Brava, Valentine by Adriana Trigiani
I love everything Trigiani writes. She sucks me into her extensive, expressive family, and I feel like I know every member. I laugh and cry with them, and sometimes, quite frankly, I want to gently smack a character or two, then invite him or her for a plate of pasta and a glass of wine. Mostly, I want to buy a pair of her family’s soft, gorgeous shoes. After meeting her at the American Library Association conference this year, I couldn’t wait to get my hands on her latest. I’m looking forward to Big Stone Gap, the movie, also. You have to love someone who holds out until Hollywood agrees to shoot a movie in her own small hometown setting.

South of Broad by Pat Conroy 
No one writes quirkier, flawed, heart-breaking southern characters better than Conroy. South of Broad is a deep, rich, tangled tale of true and lasting friendship that endures tragic circumstances. Readers explore a densely layered Charleston that tourists never see. Long ago Pat, I, and two friends sat at a SC kitchen table discussing how the novel he was writing (The Great Santini) would further wreck his relationship with his father. I was already crazy about his work, the young teacher in me loved The Water is Wide (later the movieConrack), but little did I know what a literary giant he would become or that one day I would meet his daughter, Melissa Conroy, a children’s author (Poppy’s Pants) when she and I would both be speakers at a literary conference. Pat Conroy’s novels are worth the wait for him to lay his next story down in longhand.

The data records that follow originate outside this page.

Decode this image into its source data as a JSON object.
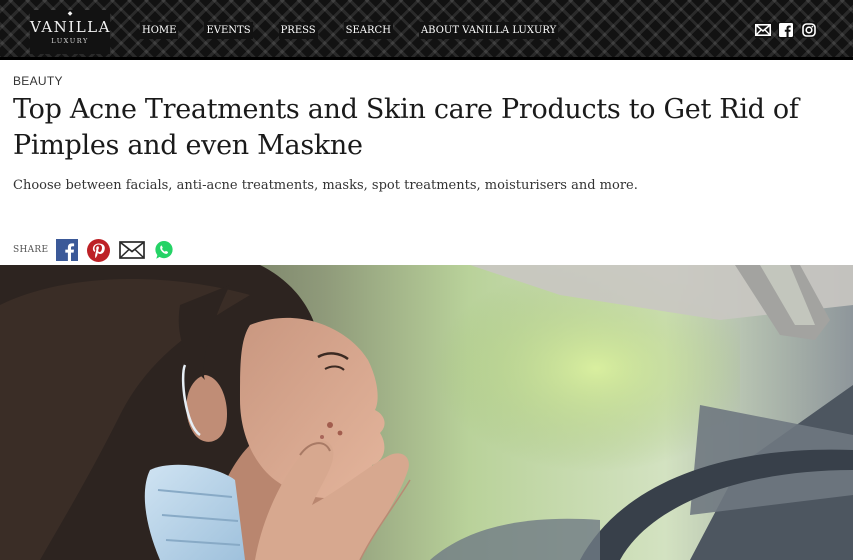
{
  "site": {
    "logo_main": "VANILLA",
    "logo_sub": "LUXURY"
  },
  "nav": {
    "items": [
      {
        "label": "HOME"
      },
      {
        "label": "EVENTS"
      },
      {
        "label": "PRESS"
      },
      {
        "label": "SEARCH"
      },
      {
        "label": "ABOUT VANILLA LUXURY"
      }
    ]
  },
  "header_social_icons": [
    "mail-icon",
    "facebook-icon",
    "instagram-icon"
  ],
  "article": {
    "category": "BEAUTY",
    "title": "Top Acne Treatments and Skin care Products to Get Rid of Pimples and even Maskne",
    "subtitle": "Choose between facials, anti-acne treatments, masks, spot treatments, moisturisers and more."
  },
  "share": {
    "label": "SHARE",
    "buttons": [
      "facebook-icon",
      "pinterest-icon",
      "email-icon",
      "whatsapp-icon"
    ]
  },
  "colors": {
    "header_bg": "#121212",
    "facebook": "#3b5998",
    "pinterest": "#bd2126",
    "whatsapp": "#25d366"
  }
}
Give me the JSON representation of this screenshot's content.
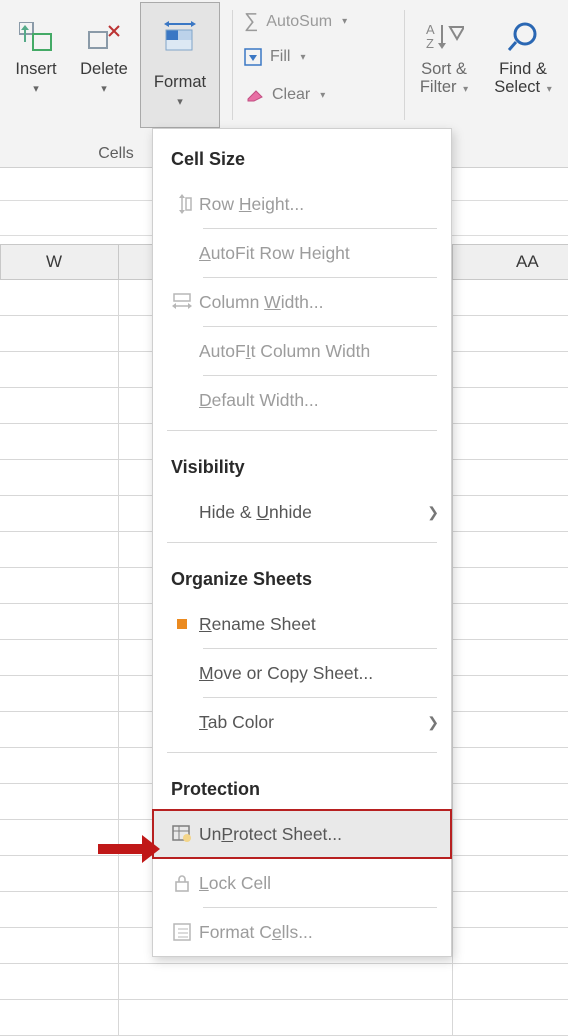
{
  "ribbon": {
    "insert_label": "Insert",
    "delete_label": "Delete",
    "format_label": "Format",
    "autosum_label": "AutoSum",
    "fill_label": "Fill",
    "clear_label": "Clear",
    "sortfilter_line1": "Sort &",
    "sortfilter_line2": "Filter",
    "findselect_line1": "Find &",
    "findselect_line2": "Select",
    "group_cells": "Cells"
  },
  "columns": {
    "w": "W",
    "aa": "AA"
  },
  "menu": {
    "sections": {
      "cell_size": "Cell Size",
      "visibility": "Visibility",
      "organize": "Organize Sheets",
      "protection": "Protection"
    },
    "items": {
      "row_height_pre": "Row ",
      "row_height_key": "H",
      "row_height_post": "eight...",
      "autofit_row": "AutoFit Row Height",
      "autofit_row_key": "A",
      "col_width_pre": "Column ",
      "col_width_key": "W",
      "col_width_post": "idth...",
      "autofit_col": "AutoF",
      "autofit_col_key": "I",
      "autofit_col_post": "t Column Width",
      "default_width_key": "D",
      "default_width_post": "efault Width...",
      "hide_pre": "Hide & ",
      "hide_key": "U",
      "hide_post": "nhide",
      "rename_key": "R",
      "rename_post": "ename Sheet",
      "move_key": "M",
      "move_post": "ove or Copy Sheet...",
      "tab_key": "T",
      "tab_post": "ab Color",
      "unprotect_key": "P",
      "unprotect_pre": "Un",
      "unprotect_post": "rotect Sheet...",
      "lock_key": "L",
      "lock_post": "ock Cell",
      "format_cells_pre": "Format C",
      "format_cells_key": "e",
      "format_cells_post": "lls..."
    }
  }
}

Eleven on Top by Janet Evanovich 
I get a kick out of anything Evanovich writes. I love mysteries, and what could be better than one that makes me laugh out loud. Eleven on Top is not her most recent in the Stephanie Plum series, but whenever I find one I haven’t read I jump on it. I love the ridiculous situations bounty hunters Stephanie and Lula get into while trailing the bad dudes. Stephanie is like a human Roadrunner. Continually getting battered by a Wile E. Coyote in every imaginable form and shaking it off every time. I adore Ranger and his frequent say-it-all-with-a-word vocabulary: “Babe.” What a range of emotions the man in black attaches to one syllable. Then there’s Morelli, the tough Trenton, NJ cop. Stephanie has two guys to run to when she’s in trouble. Both hot in more ways than one. Evanovich is Plum amazing. 

Blacklist by Sara Paretsky 
Yep, another female crime fighter. This time a Chicago PI named V. I. Full name, Victoria Iphigenia Warshawski.  Goes by V. I. or “Vic.”  She’s tough. She’s smart. She always gets the bad dude or dudette in this case. Blacklist is a complicated mystery fueled by privilege, politics, and history (McCarthyite anti-communism and the activities of HUAC, the House Un-American Activities Committee). It’s also a treatise on the danger of societal fear and the Patriot Act which has changed the way the USA looks at personal privacy. One of the reasons I enjoyed Blacklist is because it contains a passionate teen character, Catherine Bayard, who stands up for her beliefs. In this case, to the detriment of her own safety. She’s not afraid to stand against the norm. To be different from most of her high school classmates. To fight fear or her family. She’s rich, but not jaded. An entitled child who feels a responsibility for others. Paretsky writes novels for the thoughtful mystery lover. This is one of her best.